Suara.com - Keterlibatan akademisi dalam perumusan regulasi diharapkan dapat dimaksimalkan oleh para pembuat kebijakan.
Harapannya, akademisi bisa berpartisipasi aktif dalam melakukan kajian ilmiah yang hasilnya nanti dapat dijadikan acuan bagi pemerintah dalam menyusun regulasi untuk mengatasi berbagai masalah kesehatan di Indonesia, termasuk prevalensi merokok.
Demikian salah satu pembahasan dalam Guest Lecture "Challenge in the Use of Evidence to Inform Policy" yang diselenggarakan Universitas Indonesia, beberapa waktu lalu.
Health Policy Analysis Coordinator Evidence-Based Health Policy Center IMERI-FKUI Ahmad Fuady menjelaskan keterlibatan akademisi saat ini dalam perumusan suatu regulasi belum dimaksimalkan oleh para pembuat kebijakan.

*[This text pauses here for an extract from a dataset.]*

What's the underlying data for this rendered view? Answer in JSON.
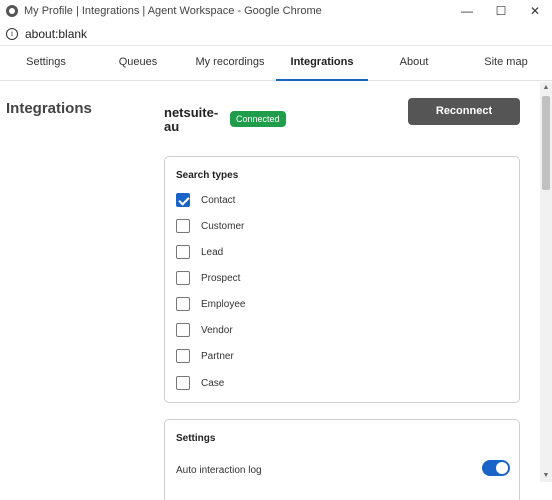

Hal ini terlihat pada tingkat partisipasi akademisi dalam perumusan kebijakan, baik di level undang-undang, peraturan pemerintah, peraturan menteri, peraturan kepala daerah, hingga dinas kesehatan kota/kabupaten.
“Contoh di undang-undang, kita tidak bisa terapkan 100% akademisi terlibat dan berikan kontribusi kontekstual. Tapi kalau bicara di daerah, itu level keterlibatan akademisi sangat tinggi,” ujar Ahmad, seperti dikutip Jumat (20/12/2024).

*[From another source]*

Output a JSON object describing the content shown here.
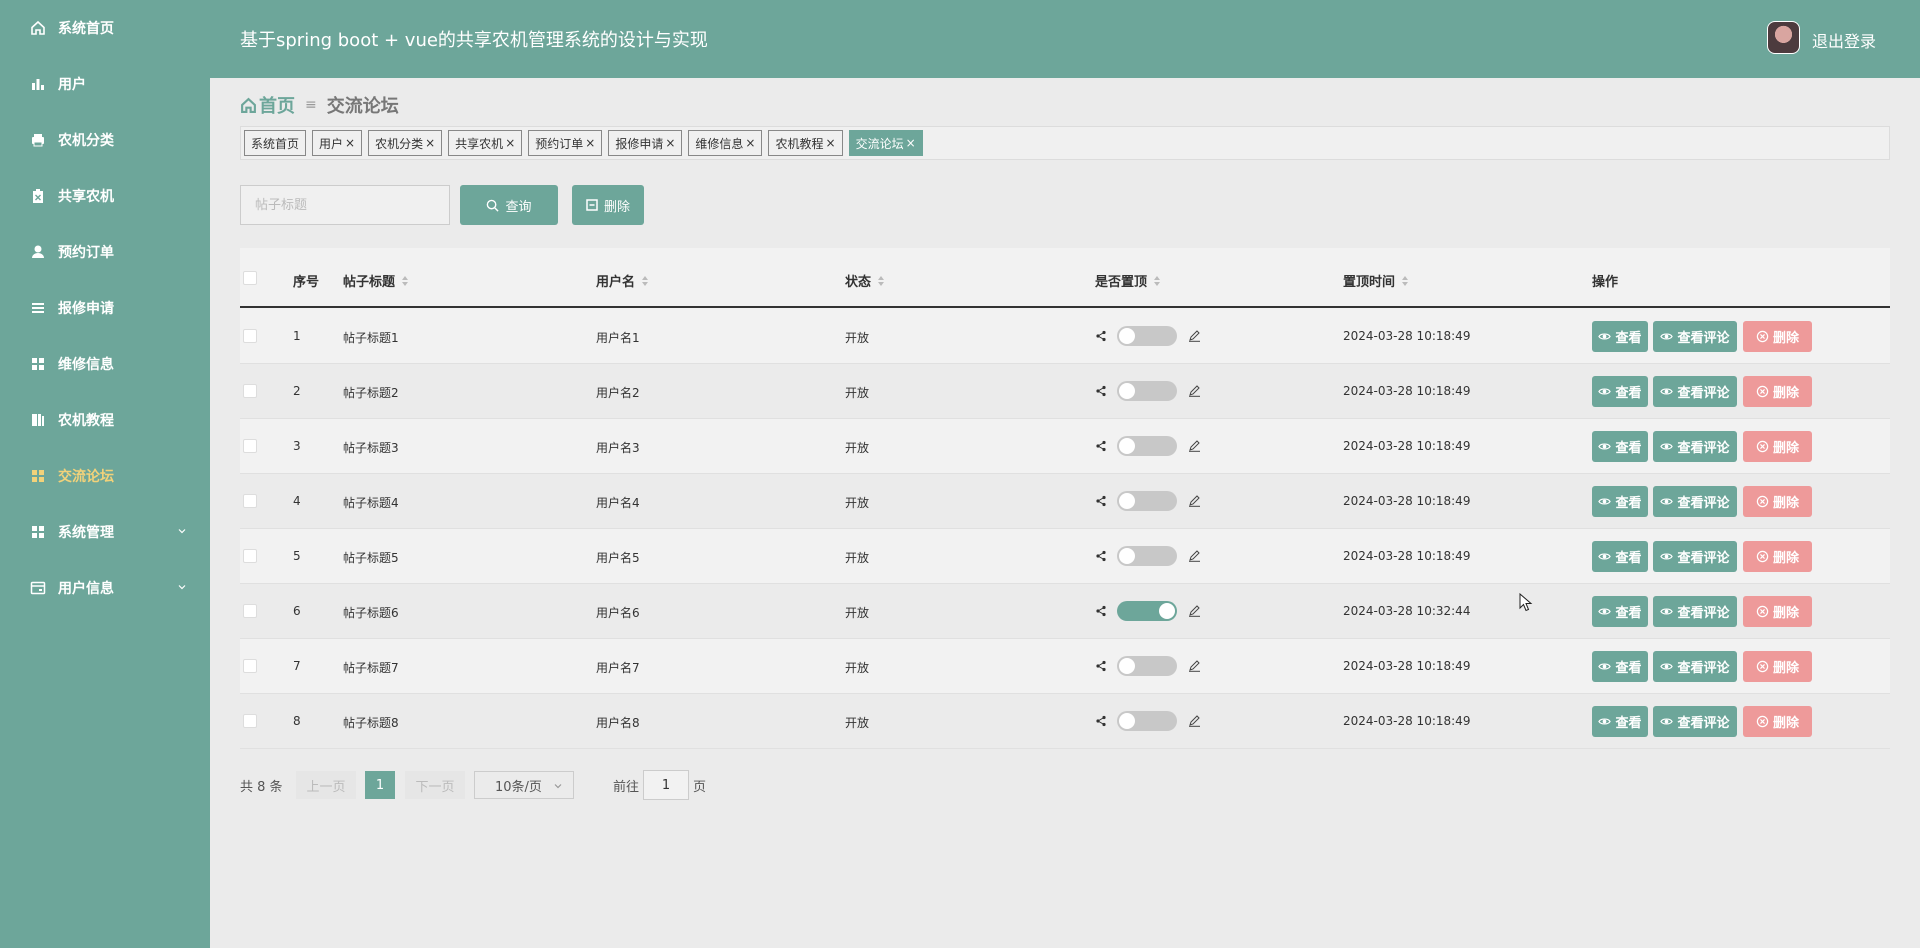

Untuk level undang-undang, menurut Achmad, keterlibatan akademisi sebesar 30% sudah cukup besar. Biasanya, peran akademisi baru dilibatkan ketika produk hukum tersebut selangkah lagi disahkan.
“Kalau mau ditandatangani, keterlibatan akademisi baru ada. Sekarang ini bagaimana caranya keterlibatan akademisi bukan di belakang. Perlu ada proses keterlibatan yang bermakna, bukan sekedar diundang sosialisasi sementara minggu depan sudah mau diketuk baru ditanya, ada masukan apa dalam waktu singkat,” tegasnya.
Ada beberapa syarat pelibatan bermakna agar akademisi terlibat aktif dalam perumusan suatu kebijakan. Pertama, sikap saling menghormati antara pembuat kebijakan dan akademisi. Kedua, bermartabat. Hal ini untuk menunjukkan adanya kesetaraan di antara kedua belah pihak. Ketiga, inklusivitas.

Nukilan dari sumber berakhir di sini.